The Studio is located on Rocky Neck and was first built during the late 1800’s. Its earliest purpose was as a fish warehouse before it expanded its plank wharf and was remade into a fish glue manufacturer. In 1920, Hugh Henry Breckenridge (1870-1937 ), avant garde painter, instructor and dean at the Pennsylvania Academy of Fine Arts, founded a summer art school on Rocky Neck which was to become a critical force in bringing notable younger artists to the area during the period between the two World Wars. Breckenridge’s reputation for innovativeness and talent as a colorist—together perhaps with his tuition of but $10 a week or $75 for eight weeks—kept his classes filled for almost two decades. In 1926 when asked “Why Gloucester?” Breckenridge was quick to cite the visual stimuli afforded by the gritty locale.
“It is because Gloucester has everything that an artist wants…Here is a port more like a quaint foreign port than any other waterfront in the United States. There are strange and beautiful craft. There are the interesting characters of the fishing colony.

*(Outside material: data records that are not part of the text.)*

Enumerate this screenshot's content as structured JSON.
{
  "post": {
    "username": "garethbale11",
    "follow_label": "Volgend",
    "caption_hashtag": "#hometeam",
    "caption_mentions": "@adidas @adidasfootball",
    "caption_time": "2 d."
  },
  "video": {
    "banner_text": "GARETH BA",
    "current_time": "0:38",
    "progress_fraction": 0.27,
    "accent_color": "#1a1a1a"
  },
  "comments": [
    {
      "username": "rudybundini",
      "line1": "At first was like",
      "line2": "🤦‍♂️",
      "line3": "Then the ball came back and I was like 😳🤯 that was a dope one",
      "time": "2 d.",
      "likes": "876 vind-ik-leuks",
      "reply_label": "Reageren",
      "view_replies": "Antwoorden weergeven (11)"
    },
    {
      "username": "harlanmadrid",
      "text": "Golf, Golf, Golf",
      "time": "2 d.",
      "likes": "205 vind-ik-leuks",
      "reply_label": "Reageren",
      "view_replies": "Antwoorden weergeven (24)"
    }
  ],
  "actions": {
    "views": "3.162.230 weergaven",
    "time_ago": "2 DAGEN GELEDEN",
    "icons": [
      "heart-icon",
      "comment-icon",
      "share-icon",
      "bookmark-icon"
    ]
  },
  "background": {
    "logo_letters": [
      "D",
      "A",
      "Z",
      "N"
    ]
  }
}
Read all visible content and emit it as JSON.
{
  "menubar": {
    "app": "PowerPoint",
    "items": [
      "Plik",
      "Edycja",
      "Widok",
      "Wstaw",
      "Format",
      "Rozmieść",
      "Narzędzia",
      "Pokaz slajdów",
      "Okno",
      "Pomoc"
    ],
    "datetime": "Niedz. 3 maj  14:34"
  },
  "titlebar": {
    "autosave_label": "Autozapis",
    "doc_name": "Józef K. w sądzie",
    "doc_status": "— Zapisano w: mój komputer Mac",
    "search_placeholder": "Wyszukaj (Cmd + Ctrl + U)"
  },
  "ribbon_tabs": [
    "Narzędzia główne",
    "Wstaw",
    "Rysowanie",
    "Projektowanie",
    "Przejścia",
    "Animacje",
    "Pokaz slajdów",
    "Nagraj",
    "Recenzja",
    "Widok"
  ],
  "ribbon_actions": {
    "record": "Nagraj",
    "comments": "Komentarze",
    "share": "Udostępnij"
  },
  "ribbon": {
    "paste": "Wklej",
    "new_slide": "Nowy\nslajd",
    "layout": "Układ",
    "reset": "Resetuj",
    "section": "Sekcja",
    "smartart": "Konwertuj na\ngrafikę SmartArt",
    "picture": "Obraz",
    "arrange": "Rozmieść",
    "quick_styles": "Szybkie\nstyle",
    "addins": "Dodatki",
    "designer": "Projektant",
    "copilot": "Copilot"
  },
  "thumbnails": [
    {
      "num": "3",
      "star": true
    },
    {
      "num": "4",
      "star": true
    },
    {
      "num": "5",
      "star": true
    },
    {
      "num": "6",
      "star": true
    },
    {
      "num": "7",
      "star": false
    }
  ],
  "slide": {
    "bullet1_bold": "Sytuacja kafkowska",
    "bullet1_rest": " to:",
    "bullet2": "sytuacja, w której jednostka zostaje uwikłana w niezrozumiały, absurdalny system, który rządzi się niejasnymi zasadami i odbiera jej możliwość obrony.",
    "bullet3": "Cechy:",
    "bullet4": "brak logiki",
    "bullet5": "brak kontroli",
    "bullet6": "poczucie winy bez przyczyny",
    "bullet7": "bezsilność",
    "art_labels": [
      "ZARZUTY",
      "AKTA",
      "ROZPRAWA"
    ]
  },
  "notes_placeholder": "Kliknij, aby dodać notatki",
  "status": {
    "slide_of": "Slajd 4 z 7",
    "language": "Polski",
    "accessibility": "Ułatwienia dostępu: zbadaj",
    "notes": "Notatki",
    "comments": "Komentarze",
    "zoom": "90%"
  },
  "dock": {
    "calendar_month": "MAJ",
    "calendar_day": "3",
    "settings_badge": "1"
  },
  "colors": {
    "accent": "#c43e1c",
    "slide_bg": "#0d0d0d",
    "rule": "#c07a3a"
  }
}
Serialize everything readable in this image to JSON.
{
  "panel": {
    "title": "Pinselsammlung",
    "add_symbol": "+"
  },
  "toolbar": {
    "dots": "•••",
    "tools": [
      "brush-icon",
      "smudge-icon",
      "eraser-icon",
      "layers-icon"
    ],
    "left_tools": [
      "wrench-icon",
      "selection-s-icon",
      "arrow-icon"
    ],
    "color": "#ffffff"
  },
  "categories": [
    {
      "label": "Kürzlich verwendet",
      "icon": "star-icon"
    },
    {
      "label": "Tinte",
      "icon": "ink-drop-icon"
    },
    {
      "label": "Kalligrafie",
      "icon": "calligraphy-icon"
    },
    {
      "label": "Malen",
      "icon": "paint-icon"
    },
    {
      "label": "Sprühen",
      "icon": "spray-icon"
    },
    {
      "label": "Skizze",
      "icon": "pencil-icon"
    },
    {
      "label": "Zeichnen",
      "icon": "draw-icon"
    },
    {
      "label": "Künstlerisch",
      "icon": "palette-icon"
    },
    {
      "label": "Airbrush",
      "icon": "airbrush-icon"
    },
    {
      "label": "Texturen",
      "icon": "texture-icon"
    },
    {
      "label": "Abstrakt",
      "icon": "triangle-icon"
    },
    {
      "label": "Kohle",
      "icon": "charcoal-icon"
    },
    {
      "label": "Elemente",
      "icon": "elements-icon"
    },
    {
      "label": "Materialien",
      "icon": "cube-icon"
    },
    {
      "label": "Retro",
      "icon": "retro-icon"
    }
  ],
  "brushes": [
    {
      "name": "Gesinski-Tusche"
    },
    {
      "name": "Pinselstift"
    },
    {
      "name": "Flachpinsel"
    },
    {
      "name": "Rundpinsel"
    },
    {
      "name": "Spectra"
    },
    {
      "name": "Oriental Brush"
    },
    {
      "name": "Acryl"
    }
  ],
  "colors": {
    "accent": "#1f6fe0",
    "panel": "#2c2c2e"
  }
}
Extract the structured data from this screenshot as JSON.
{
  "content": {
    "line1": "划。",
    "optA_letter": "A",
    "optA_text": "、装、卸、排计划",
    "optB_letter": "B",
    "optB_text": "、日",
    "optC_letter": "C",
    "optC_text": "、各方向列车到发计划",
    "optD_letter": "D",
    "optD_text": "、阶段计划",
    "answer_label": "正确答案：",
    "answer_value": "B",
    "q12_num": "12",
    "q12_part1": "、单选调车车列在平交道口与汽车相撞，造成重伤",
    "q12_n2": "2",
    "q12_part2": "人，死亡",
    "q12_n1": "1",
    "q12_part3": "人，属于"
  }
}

There are fascinating colors in the streets, in the buildings, in the bronzed faces of the men who brave the raging seas and keep ever fresh in Gloucester the glamour of romance about the business of seafaring, the stories of shipwrecks, of heroism and of thrills like those the sword fisherman experiences. Flowers grow wondrously for those who like to paint flowers and denizens of the ocean are disgorged by the boat load to the joy of those who strive to put on canvas the opalescent hues of fish. There are magnificent skies and impressive shores. There is material for artists in the whole range from portraiture to pickled herring.”
Many Breckenridge School alumni became nationally acclaimed artists and continued to be drawn to Rocky Neck each summer. After the shoreline was extended further into the cove to compensate for the expansion of Rocky Neck the old warehouse was bought by Fredrick Wheelock and renamed to The Studio in 1949.  In 1962 it was bought and renamed to The Studio Lounge and Deck and has held that name since.